Date: 2026-06-11 / Status: Accepted

Decision

Performance judgments are fixed as follows: (1) baseline recording and perf-gate/bench-check only on a cold, idle machine (confirm % Processor Performance >=95% beforehand with typeperf) (2) criterion comparisons limited to back-to-back A/B within the same session (3) the final judgment is the real-volume absolute gate (query p99 <=50ms, restore p50 <=1s) plus a query p50 relative +50%. The name distribution of the synthetic 1M benchmark is calibrated to measured real C: data (identical fold 73.2% / unique names 53.2% / mean WTF-8 length 29.7B), and build_synthetic asserts those ratios every run.

Rationale

  • This machine throttles to ~75% clock after a few minutes of all-core load, drifting p50 uniformly +30 to +46% (including snapshot restore, which is pure fixed-CPU work). Confirmed via simultaneous old/new A/B that "both equally slow = machine drift".
  • criterion is also state-dependent: measuring the same code 40 minutes apart drifts +30% (parse_compile, a µs-class pure-CPU bench).
  • p99-of-50-runs is effectively max (a single OS hiccup trips it).

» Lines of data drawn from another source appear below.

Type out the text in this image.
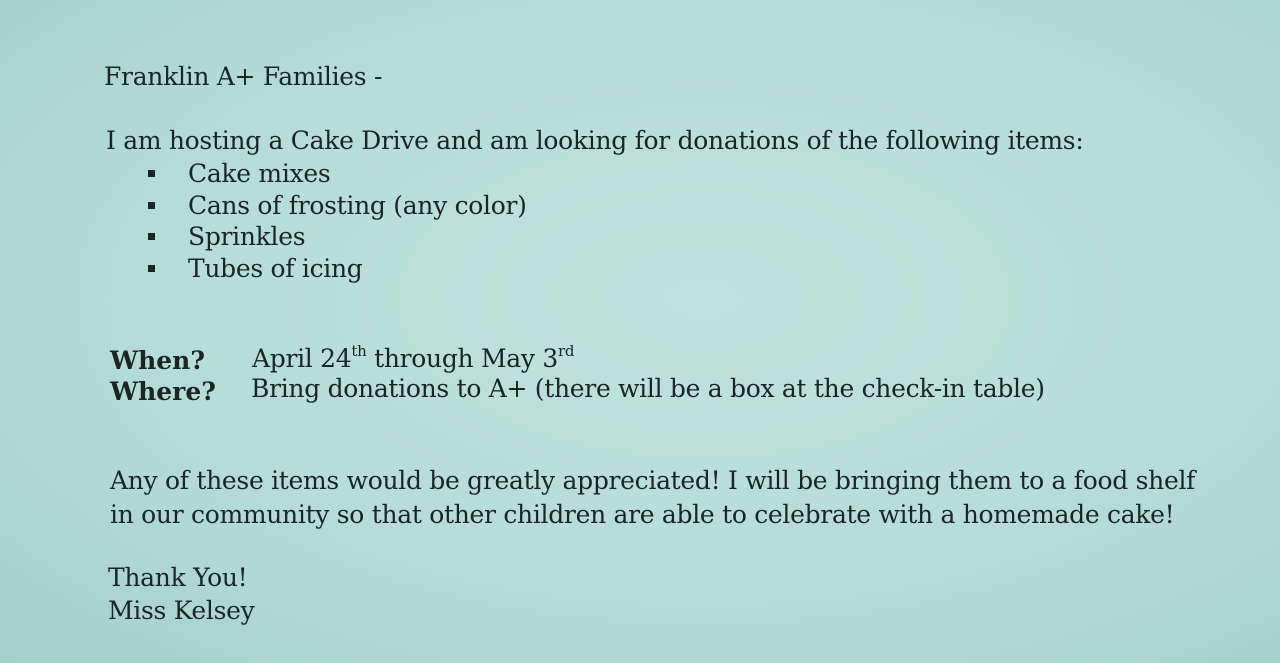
Franklin A+ Families -
I am hosting a Cake Drive and am looking for donations of the following items:
Cake mixes
Cans of frosting (any color)
Sprinkles
Tubes of icing
When? April 24th through May 3rd
Where? Bring donations to A+ (there will be a box at the check-in table)
Any of these items would be greatly appreciated! I will be bringing them to a food shelf
in our community so that other children are able to celebrate with a homemade cake!
Thank You!
Miss Kelsey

Even at 200 runs it swings +-60% -> p99 is gated only by the absolute budget (50ms).
  • Synthetic criterion benches move +-12 to 23% from code layout alone (a synthetic "regression" that did not reproduce on real C: and was actually -4%). Real breakage shows up at +48% / 5x class, clearly outside the p50 relative +50% gate.
  • The pre-calibration synthetic index had all-unique, lowercase-only names, making it useless for judging pool/column layout.

Consequences

  • p50 regressions under +50% are not detected by the real-volume gate (detection is handled by the back-to-back 10% median gate in bench-micro-check).
  • "all items including restore degrade uniformly" is treated as a thermal signature, not judged a code regression (re-measure cold).
  • The baseline is machine-dependent. Re-record when the volume's entry count drifts more than 10% from the baseline.

Re-examination triggers

  • If a thermally stable machine dedicated to measurement (constant clock >=95%) becomes available, reconsider tightening the relative gate.